Das zweckgebundene Darlehen

Hat sich der Darlehensnehmer Untreu im Sinne von § 266 StGB verhalten, wenn er die Darlehenssumme nicht entsprechend der Darlehensvereinbarung zweckgerecht verwendet?

Das OLG Naumburg meint möglich, aber nur unter ganz bestimmten Voraussetzungen.

Auch in diesem entschiedenen Fall ging es um eine Subvention. Diesmal um einen Zuschuss aus Mitteln der Gemeinschaftsaufgabe „Verbesserung der regionalen Wirtschaftsstruktur“ und einer Investitionszulage. Der Darlehensnehmer hatte sich im Darlehensvertrag gegenüber der Bank verpflichtet, die vom Finanzamt erhaltene Investitionszulage zur Tilgung des Darlehens zu verwenden.
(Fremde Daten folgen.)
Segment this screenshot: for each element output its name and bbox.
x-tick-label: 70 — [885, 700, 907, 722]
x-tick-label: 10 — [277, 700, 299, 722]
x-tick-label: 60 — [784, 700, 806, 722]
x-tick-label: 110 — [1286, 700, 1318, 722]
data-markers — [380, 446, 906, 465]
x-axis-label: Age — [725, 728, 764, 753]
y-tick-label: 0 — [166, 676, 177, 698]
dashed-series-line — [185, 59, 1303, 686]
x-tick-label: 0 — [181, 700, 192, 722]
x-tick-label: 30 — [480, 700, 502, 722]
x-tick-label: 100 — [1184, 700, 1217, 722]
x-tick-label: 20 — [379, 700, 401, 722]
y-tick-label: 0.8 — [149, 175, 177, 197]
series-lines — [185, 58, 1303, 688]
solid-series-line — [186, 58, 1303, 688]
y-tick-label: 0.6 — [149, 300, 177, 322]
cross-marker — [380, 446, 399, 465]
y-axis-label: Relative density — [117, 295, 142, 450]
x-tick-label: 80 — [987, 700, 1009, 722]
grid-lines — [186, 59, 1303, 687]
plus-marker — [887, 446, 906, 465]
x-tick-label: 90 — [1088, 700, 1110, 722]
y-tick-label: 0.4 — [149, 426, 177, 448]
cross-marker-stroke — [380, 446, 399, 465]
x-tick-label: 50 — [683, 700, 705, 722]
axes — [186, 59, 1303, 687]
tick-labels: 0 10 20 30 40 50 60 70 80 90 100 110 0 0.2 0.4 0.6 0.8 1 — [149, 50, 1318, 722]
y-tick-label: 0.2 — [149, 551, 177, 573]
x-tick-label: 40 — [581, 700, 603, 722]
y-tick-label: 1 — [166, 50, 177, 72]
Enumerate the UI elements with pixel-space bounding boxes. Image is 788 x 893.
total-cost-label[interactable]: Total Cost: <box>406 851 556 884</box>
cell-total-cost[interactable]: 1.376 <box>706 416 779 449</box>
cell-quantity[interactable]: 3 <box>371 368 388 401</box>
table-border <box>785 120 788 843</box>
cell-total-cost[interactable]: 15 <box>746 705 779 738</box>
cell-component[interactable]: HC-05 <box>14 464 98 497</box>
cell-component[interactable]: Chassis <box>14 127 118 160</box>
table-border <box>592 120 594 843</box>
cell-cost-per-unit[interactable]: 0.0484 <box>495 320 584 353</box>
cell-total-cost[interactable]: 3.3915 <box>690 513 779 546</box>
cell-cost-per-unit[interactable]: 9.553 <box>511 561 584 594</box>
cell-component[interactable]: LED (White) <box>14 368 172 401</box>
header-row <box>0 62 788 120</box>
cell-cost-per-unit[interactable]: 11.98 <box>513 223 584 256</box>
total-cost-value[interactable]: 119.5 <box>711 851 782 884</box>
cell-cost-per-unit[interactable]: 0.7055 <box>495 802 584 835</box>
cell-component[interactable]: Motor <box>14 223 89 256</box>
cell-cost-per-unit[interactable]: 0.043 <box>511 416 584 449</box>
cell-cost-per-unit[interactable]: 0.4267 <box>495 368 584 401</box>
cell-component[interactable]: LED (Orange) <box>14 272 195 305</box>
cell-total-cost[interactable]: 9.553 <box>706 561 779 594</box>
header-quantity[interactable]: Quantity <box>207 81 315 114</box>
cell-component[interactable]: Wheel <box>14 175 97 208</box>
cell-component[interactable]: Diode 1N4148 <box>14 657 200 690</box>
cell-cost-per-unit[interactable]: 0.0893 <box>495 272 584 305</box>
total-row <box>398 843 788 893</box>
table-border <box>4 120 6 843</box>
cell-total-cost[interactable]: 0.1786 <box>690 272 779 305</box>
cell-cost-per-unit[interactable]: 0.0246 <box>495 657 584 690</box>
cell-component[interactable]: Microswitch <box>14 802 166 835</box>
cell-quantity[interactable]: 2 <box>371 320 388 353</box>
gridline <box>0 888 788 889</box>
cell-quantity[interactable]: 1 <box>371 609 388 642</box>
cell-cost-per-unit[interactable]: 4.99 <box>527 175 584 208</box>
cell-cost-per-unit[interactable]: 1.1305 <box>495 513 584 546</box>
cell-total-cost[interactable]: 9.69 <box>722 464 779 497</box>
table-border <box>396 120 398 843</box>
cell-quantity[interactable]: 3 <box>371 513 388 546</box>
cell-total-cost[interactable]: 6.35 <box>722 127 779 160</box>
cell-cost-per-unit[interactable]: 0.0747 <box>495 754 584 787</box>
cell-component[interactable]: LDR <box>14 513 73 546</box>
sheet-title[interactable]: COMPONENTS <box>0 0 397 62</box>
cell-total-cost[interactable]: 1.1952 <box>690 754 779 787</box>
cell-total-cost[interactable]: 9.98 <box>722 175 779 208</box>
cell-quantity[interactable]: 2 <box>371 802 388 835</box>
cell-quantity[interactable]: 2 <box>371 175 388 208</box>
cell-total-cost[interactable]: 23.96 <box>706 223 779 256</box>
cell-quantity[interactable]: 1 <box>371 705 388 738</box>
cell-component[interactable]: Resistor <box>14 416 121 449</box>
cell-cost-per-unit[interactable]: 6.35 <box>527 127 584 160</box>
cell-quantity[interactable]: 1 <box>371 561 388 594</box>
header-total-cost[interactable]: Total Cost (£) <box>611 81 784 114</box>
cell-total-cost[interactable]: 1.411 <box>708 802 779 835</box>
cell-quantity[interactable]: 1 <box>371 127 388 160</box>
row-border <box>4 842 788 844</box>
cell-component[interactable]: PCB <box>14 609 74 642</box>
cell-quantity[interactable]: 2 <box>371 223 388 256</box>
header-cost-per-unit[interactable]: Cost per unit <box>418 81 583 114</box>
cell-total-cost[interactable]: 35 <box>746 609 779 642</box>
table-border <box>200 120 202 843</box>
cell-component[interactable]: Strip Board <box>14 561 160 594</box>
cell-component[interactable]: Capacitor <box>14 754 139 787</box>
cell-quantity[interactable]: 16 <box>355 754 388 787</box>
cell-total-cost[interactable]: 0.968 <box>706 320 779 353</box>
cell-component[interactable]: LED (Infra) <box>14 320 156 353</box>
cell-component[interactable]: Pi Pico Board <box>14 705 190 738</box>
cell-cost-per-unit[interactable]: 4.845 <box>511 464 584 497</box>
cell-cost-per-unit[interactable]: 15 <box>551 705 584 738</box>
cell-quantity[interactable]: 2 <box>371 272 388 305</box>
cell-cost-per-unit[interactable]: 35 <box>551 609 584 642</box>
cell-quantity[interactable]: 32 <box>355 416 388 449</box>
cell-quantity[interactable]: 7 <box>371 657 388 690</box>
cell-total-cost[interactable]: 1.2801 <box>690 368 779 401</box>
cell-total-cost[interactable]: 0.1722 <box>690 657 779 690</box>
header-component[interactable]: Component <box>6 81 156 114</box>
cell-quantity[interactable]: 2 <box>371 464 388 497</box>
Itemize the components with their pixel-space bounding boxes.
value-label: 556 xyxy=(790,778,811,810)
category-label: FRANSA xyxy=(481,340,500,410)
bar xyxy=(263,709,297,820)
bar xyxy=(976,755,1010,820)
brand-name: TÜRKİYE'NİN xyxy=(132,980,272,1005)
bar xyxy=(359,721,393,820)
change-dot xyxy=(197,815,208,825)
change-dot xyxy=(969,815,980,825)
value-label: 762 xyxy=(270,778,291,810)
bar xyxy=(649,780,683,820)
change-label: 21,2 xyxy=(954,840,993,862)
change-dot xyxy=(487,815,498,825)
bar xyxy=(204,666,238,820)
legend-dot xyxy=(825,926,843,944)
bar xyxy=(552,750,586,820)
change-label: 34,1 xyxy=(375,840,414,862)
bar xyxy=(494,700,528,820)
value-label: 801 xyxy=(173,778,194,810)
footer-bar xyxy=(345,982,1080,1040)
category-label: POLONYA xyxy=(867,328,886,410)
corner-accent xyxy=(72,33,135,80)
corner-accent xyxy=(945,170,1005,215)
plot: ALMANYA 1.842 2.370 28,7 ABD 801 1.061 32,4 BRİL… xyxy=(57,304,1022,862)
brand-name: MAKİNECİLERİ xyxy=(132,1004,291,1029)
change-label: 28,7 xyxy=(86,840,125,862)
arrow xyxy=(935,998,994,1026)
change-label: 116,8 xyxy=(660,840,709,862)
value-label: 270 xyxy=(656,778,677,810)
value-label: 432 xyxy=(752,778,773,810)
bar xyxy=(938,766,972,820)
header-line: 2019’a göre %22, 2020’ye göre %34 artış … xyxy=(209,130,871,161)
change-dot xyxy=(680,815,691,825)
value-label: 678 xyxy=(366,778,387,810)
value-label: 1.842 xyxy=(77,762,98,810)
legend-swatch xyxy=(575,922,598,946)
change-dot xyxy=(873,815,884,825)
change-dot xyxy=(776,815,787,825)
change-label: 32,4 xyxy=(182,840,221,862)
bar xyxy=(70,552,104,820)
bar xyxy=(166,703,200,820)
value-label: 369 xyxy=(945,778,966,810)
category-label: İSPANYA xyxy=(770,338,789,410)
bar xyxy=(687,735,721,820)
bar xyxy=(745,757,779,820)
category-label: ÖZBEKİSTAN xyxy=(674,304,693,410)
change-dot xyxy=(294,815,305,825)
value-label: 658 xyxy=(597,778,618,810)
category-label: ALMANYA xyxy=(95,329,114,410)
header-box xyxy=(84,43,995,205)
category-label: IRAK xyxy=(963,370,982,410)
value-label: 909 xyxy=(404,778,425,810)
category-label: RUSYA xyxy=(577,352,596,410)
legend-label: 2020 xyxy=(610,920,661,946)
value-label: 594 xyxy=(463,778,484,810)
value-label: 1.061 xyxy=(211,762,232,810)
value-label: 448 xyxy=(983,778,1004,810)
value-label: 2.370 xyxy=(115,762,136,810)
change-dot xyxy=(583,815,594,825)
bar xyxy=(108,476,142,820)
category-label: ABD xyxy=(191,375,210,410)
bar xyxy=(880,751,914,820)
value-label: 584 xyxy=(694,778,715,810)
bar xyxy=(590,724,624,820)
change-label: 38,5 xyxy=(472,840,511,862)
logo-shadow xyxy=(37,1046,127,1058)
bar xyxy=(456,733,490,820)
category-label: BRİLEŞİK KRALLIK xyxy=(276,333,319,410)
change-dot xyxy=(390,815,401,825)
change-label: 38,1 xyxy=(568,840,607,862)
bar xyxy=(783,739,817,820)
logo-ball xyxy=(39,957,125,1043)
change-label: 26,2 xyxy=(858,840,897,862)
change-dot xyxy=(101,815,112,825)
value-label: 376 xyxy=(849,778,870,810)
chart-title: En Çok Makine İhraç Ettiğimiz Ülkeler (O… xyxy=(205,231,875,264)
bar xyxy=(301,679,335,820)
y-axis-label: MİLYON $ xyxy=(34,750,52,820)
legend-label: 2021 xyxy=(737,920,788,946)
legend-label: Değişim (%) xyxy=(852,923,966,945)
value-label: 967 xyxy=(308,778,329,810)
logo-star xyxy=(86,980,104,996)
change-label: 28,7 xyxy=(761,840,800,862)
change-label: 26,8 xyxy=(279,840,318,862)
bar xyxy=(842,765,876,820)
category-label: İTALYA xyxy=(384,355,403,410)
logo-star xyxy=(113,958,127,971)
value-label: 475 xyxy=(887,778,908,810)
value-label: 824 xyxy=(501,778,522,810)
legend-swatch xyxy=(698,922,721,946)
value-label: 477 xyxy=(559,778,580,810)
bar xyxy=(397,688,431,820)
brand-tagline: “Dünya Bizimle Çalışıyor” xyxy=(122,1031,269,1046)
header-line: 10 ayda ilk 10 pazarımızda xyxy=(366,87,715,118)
An diese zusätzliche Vereinbarung hielt sich der Darlehensnehmer nicht und verwendete die Investitionszulage für andere Zwecke. Eine Untreue liegt dennoch nicht vor, weil der Darlehensnehmer gegenüber dem Darlehensgeber grundsätzlich nicht treupflichtig ist. Der Darlehensnehmer handelt nicht im fremden, sondern im eigenen Interesse. Über den Mitteleinsatz entscheidet der Darlehensnehmer, selbst für die er ein zeitlich befristetes Kapitalnutzungsrecht erhalten hat. Untreue kann eine zweckwidrige Verwendung der Mittel nur dann sein, wenn der Darlehensvertrag Elemente einer Geschäftsbesorgung aufweist und dadurch fremdnützige Vermögensinteressen den wesentlichen Inhalt des Darlehensvertrages ausmachen. Allgemeine schuldrechtliche Verpflichtungen im Darlehensvertrag begründen jedoch keine Vermögensbetreuungspflichten (OLG Naumburg, Beschluß vom 19.10.21- 1 Rv 152/21 -, StraFo 22, 36). Damit ist allerdings noch nichts dazu gesagt, ob sich der Darlehensnehmer nicht des Betruges schuldig gemacht haben könnte.